The Silent House (2010 film)


The Silent House is a 2010 Uruguayan horror film directed by Gustavo Hernández. The film is supposedly inspired by real events that took place in the 1940s, but no information can be found to authenticate the aforementioned claims. A small-budget film originally intended for local audiences, it has achieved success in several important international film festivals such as the Cannes Film Festival. At the 2011 Sundance Film Festival, Chris Kentis and Laura Lau presented an English-language remake titled Silent House, starring Elizabeth Olsen.

Plot

Laura and her father Wilson arrive at a cottage in a secluded area to repair it. The owner, Nestor, will put the house on sale. He tells them that the second level is unstable and it is unsafe to go upstairs. They intend to spend the night in the house. Because the windows are nailed shut, the house's interior is dark even during the day.
Laura finds a radio playing a haunting melody, which she turns off. Shortly after, her father goes upstairs to check a noise and Laura hears what appears to be combat. Moments later, she finds her father restrained and murdered downstairs. She cries and hugs his body, getting his blood on herself in the process.
Laura attempts to flee but someone has locked the doors.

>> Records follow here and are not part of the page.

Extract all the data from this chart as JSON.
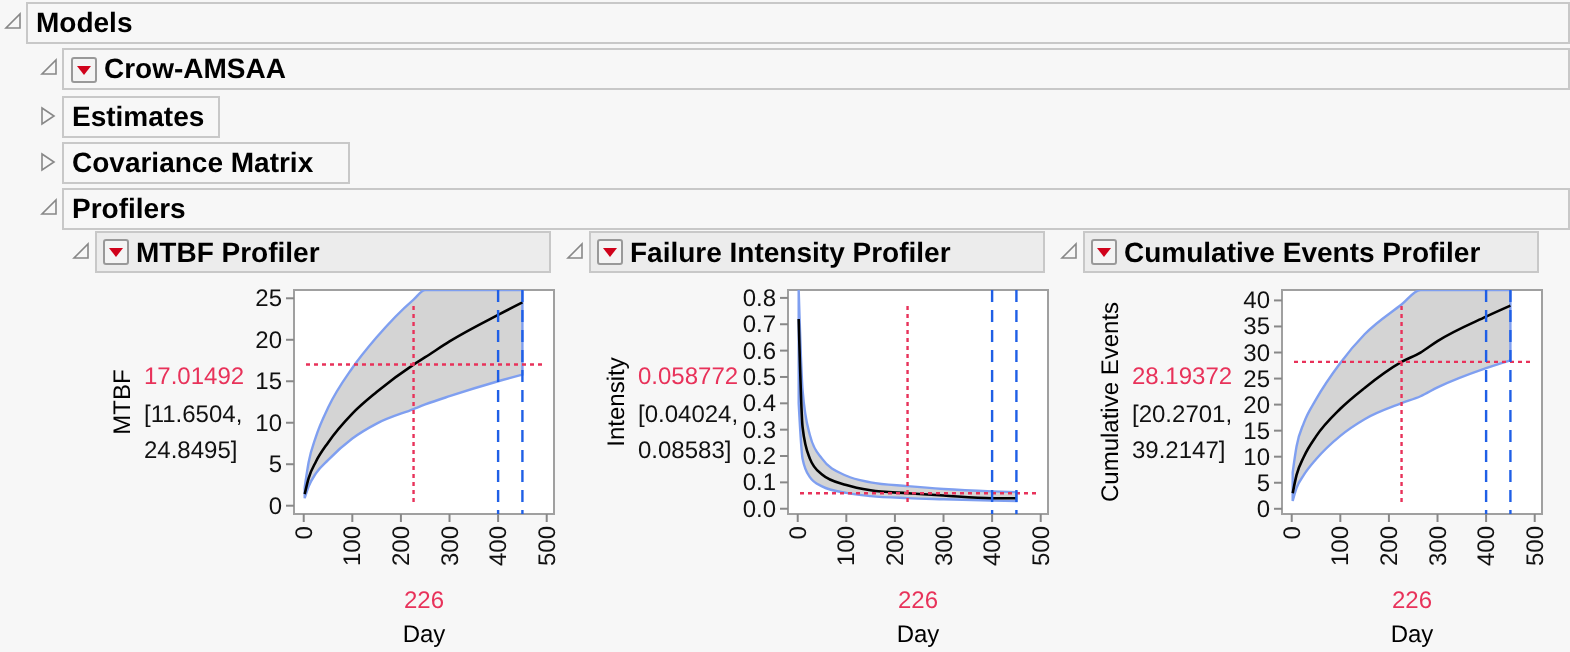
{
  "chart_data": [
    {
      "type": "other",
      "title": "Models",
      "annotations": [
        "Crow-AMSAA",
        "Estimates",
        "Covariance Matrix",
        "Profilers"
      ]
    },
    {
      "type": "line",
      "title": "MTBF Profiler",
      "xlabel": "Day",
      "ylabel": "MTBF",
      "x": [
        2,
        10,
        25,
        50,
        100,
        150,
        226,
        250,
        300,
        400,
        450
      ],
      "series": [
        {
          "color": "#000000",
          "values": [
            1.4,
            3.3,
            5.3,
            7.6,
            11.1,
            13.7,
            17.01492,
            17.9,
            19.8,
            23.0,
            24.5
          ],
          "lower": [
            0.9,
            2.3,
            3.9,
            5.5,
            8.1,
            9.9,
            11.6504,
            12.2,
            13.2,
            15.0,
            15.8
          ],
          "upper": [
            2.2,
            5.2,
            8.3,
            11.8,
            16.6,
            20.3,
            24.8495,
            26,
            26,
            26,
            26
          ]
        }
      ],
      "xlim": [
        -20,
        515
      ],
      "ylim": [
        -1,
        26
      ],
      "xticks": [
        0,
        100,
        200,
        300,
        400,
        500
      ],
      "yticks": [
        0,
        5,
        10,
        15,
        20,
        25
      ],
      "ref_lines": [
        {
          "axis": "y",
          "value": 17.01492,
          "label": "17.01492",
          "color": "#e8325a",
          "line_style": "dotted"
        },
        {
          "axis": "x",
          "value": 226,
          "label": "226",
          "color": "#e8325a",
          "line_style": "dotted"
        },
        {
          "axis": "x",
          "value": 400,
          "color": "#1f5fe6",
          "line_style": "dashed"
        },
        {
          "axis": "x",
          "value": 450,
          "color": "#1f5fe6",
          "line_style": "dashed"
        }
      ],
      "annotations": [
        "[11.6504, 24.8495]"
      ]
    },
    {
      "type": "line",
      "title": "Failure Intensity Profiler",
      "xlabel": "Day",
      "ylabel": "Intensity",
      "x": [
        2,
        10,
        25,
        50,
        100,
        150,
        226,
        300,
        400,
        450
      ],
      "series": [
        {
          "color": "#000000",
          "values": [
            0.72,
            0.31,
            0.19,
            0.13,
            0.09,
            0.07,
            0.058772,
            0.05,
            0.04,
            0.04
          ],
          "lower": [
            0.4,
            0.19,
            0.12,
            0.085,
            0.06,
            0.048,
            0.04024,
            0.036,
            0.031,
            0.029
          ],
          "upper": [
            0.83,
            0.45,
            0.28,
            0.19,
            0.125,
            0.1,
            0.08583,
            0.075,
            0.066,
            0.063
          ]
        }
      ],
      "xlim": [
        -20,
        515
      ],
      "ylim": [
        -0.02,
        0.83
      ],
      "xticks": [
        0,
        100,
        200,
        300,
        400,
        500
      ],
      "yticks": [
        {
          "value": 0,
          "label": "0.0"
        },
        0.1,
        0.2,
        0.3,
        0.4,
        0.5,
        0.6,
        0.7,
        0.8
      ],
      "ref_lines": [
        {
          "axis": "y",
          "value": 0.058772,
          "label": "0.058772",
          "color": "#e8325a",
          "line_style": "dotted"
        },
        {
          "axis": "x",
          "value": 226,
          "label": "226",
          "color": "#e8325a",
          "line_style": "dotted"
        },
        {
          "axis": "x",
          "value": 400,
          "color": "#1f5fe6",
          "line_style": "dashed"
        },
        {
          "axis": "x",
          "value": 450,
          "color": "#1f5fe6",
          "line_style": "dashed"
        }
      ],
      "annotations": [
        "[0.04024, 0.08583]"
      ]
    },
    {
      "type": "line",
      "title": "Cumulative Events Profiler",
      "xlabel": "Day",
      "ylabel": "Cumulative Events",
      "x": [
        2,
        10,
        25,
        50,
        100,
        150,
        226,
        265,
        300,
        400,
        450
      ],
      "series": [
        {
          "color": "#000000",
          "values": [
            3,
            6.5,
            10,
            13.9,
            19.2,
            23.2,
            28.19372,
            30,
            32.2,
            36.9,
            39
          ],
          "lower": [
            1.5,
            4,
            6.5,
            9.5,
            14,
            17.2,
            20.2701,
            21.6,
            23.3,
            27,
            28.5
          ],
          "upper": [
            7,
            12,
            16.5,
            21,
            28,
            33.5,
            39.2147,
            42,
            42,
            42,
            42
          ]
        }
      ],
      "xlim": [
        -20,
        515
      ],
      "ylim": [
        -1,
        42
      ],
      "xticks": [
        0,
        100,
        200,
        300,
        400,
        500
      ],
      "yticks": [
        0,
        5,
        10,
        15,
        20,
        25,
        30,
        35,
        40
      ],
      "ref_lines": [
        {
          "axis": "y",
          "value": 28.19372,
          "label": "28.19372",
          "color": "#e8325a",
          "line_style": "dotted"
        },
        {
          "axis": "x",
          "value": 226,
          "label": "226",
          "color": "#e8325a",
          "line_style": "dotted"
        },
        {
          "axis": "x",
          "value": 400,
          "color": "#1f5fe6",
          "line_style": "dashed"
        },
        {
          "axis": "x",
          "value": 450,
          "color": "#1f5fe6",
          "line_style": "dashed"
        }
      ],
      "annotations": [
        "[20.2701, 39.2147]"
      ]
    }
  ]
}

Armed with a reap hook and a lamp, she stumbles through the house in order to find a way outside. She notices that her father's dead body has been moved into the chair and that someone has placed a puppet on him. Another melody plays, this time from the upper floor. She goes upstairs and turns off another radio. She hears footsteps and hides. An unknown person with a knife and lamp enters the room, then leaves. Laura finds the key to the front door and escapes the house.
After manically running, she stops on the road. Her pursuer approaches but disappears when Laura is almost run over by Nestor. She tells Nestor about the attack but the latter is unconvinced. They search the house and Nestor disappears. Laura's lamp shuts off so she uses an old Polaroid camera to light the room through the camera's flash each time she takes a photo. In the photos, she sees a little girl in a white dress and a young man trying to stab her.
She flees to the next room, where she discovers many photos on a wall and in a baby buggy. They mainly show Nestor and a woman in underwear. She then finds Nestor restrained and injured downstairs. They kiss each other and have a conversation: Nestor tells Laura that he loves her and only called her father in order to see her. Laura mentions his pictures and asks: "Do you miss her? Do you want to tell her something? She is here now." In a mirror, the little girl is visible, appearing to be in the room. During the conversation, Laura becomes more and more aggressive until she finally shouts and says, "You two killed my baby. You're going to die in the manner that my father did."
She sits Nestor in the chair after removing her father's corpse, puts the mysterious puppet on him, and kills him with her reap hook. The ending credits show photos of the past with Laura, Nestor and her father. The film continues, showing Laura burning the pictures and walking through the forest. She meets a small child named Sophie. Sophie is the daughter that Laura had with Nestor. They walk hand-in-hand, promising to start a new life together. The camera zooms out, revealing that Laura is only holding Sophie's doll, implying that Laura has lost all touch with reality.

Production

La Casa Muda was shot to look like it was in real time in one continuous 88 minute take. Its claims that it is one of only a handful of theatrically-released movies to be shot in a continuous long take, and that it is the first ever single-take horror film, are contentious, as the camera used, the Canon EOS 5D Mark II, can only film up to 15 minutes of continuous footage. With a budget of just six thousand dollars, it was filmed using a handheld high-definition digital single-lens reflex camera over a time period of just four days.

Release and reception

The film premiered at the Cannes Film Festival on 16 May 2010, a Director's Fortnight selection. That summer and fall it was screened on the festival circuit at the Melbourne International Film Festival, Sitges Film Festival, and the Stockholm International Film Festival. Its first theatrical release began on 27 January 2011 in Argentina. This was followed by a 4 March release in Uruguay, where it was produced. It received mixed reviews after its 8 April 2011 release in the UK, with critics generally praising the director's technical achievements, but finding the overall story line unimpressive. Peter Bradshaw of The Guardian praised the film, writing: "This is a smart, scary film and a technical tour de force with its own skin-crawling atmosphere of fear."
The film was selected as the Uruguayan entry for the Best Foreign Language Film at the 84th Academy Awards, but it did not make the final shortlist.
Project Deadpost website gave the film a score of 90% calling it an "ultra-low budget, brilliant, scary little film from Uruguay that outdoes many big budget contenders".